The state is switching its lethal injection drug from a scarce anesthetic to one commonly used in surgery as a shortage of the drug normally used for executions has worsened, the Ohio Department of Rehabilitation and Correction announced Tuesday.

Beginning in March, the state execution team will use a single, powerful dose of pentobarbital, a drug sometimes used to induce surgical comas. The drug replaces sodium thiopental, which was already scarce when its only U.S. manufacturer announced last week it would no longer produce it.

Ohio is following the lead of Oklahoma, which switched to pentobarbital last year and has since used it three times. However, Ohio, which uses only a single dose of anesthetic to execute inmates, would become the first state to use pentobarbital alone, without two additional drugs that paralyze inmates and stop their hearts.

Ohio prison officials say the version of pentobarbital the state is adopting is a different type of the drug than one used by veterinarians to euthanize pets.

The prisons department said it will use its remaining supply of sodium thiopental for the scheduled execution Feb. 17 of Frank Spisak, who killed three people at Cleveland State University in 1982.

The first use of pentobarbital is planned for March's scheduled execution of Johnnie Baston of Lucas County, condemned to die for shooting the owner of a Toledo store in the back of the head during a 1994 robbery.

Baston's public defender, Rob Lowe, said he was just learning of the change and could not yet comment.

The switch was not unexpected. Ohio has said for weeks that while it had enough sodium thiopental for the Spisak execution, it would not comment about its supply beyond that.

The state nearly ran out of the drug last spring and almost had to postpone an execution before obtaining some at the last moment.

Ohio has no more executions currently scheduled, but prosecutors have asked the Ohio Supreme Court to set additional dates for 14 men whose appeals are concluded.

Attorneys representing condemned inmates are waiting to learn more about the switch.

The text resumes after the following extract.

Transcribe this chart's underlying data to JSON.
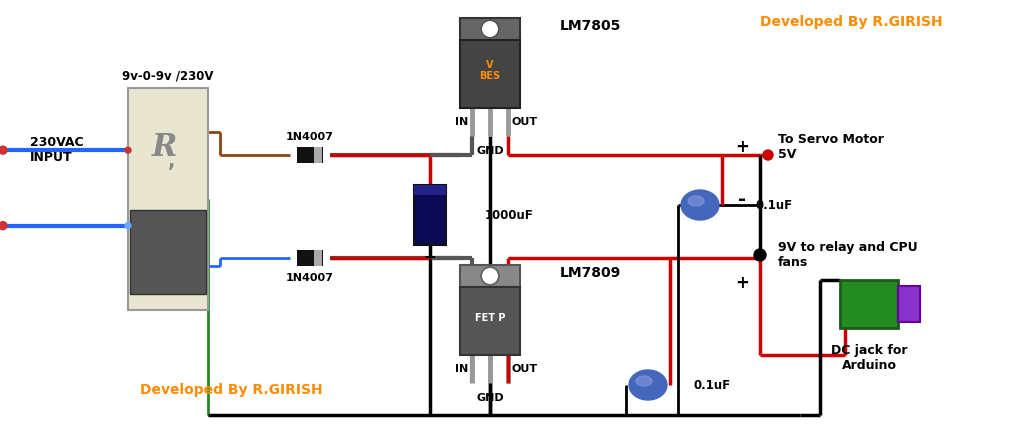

Defense lawyer David Stebbins said a chief concern is that, unlike Oklahoma, Ohio will use the drug by itself.

"We just don't have any information on that, and I'm not sure anybody does since it's never been used that way," Stebbins said Tuesday.

States across the country have scrambled to find supplies of sodium thiopental after Hospira Inc., of Lake Forest, Ill., the drug's lone U.S. manufacturer, stopped producing it more than a year ago.

Hospira, which produced it for medical purposes and not for executions, announced Friday it would not resume production after authorities in Italy refused to allow its production if the company couldn't guarantee it would not be used for capital punishment.

Hospira said its plant in Italy was the only viable facility where it could be manufactured.

Arizona, Arkansas, California and Tennessee are among states that found a supply of sodium thiopental in England, but that source dried up after the British government banned the drug's export for use in executions.

Earlier this month, Nebraska announced it had obtained 500 grams from a company in India.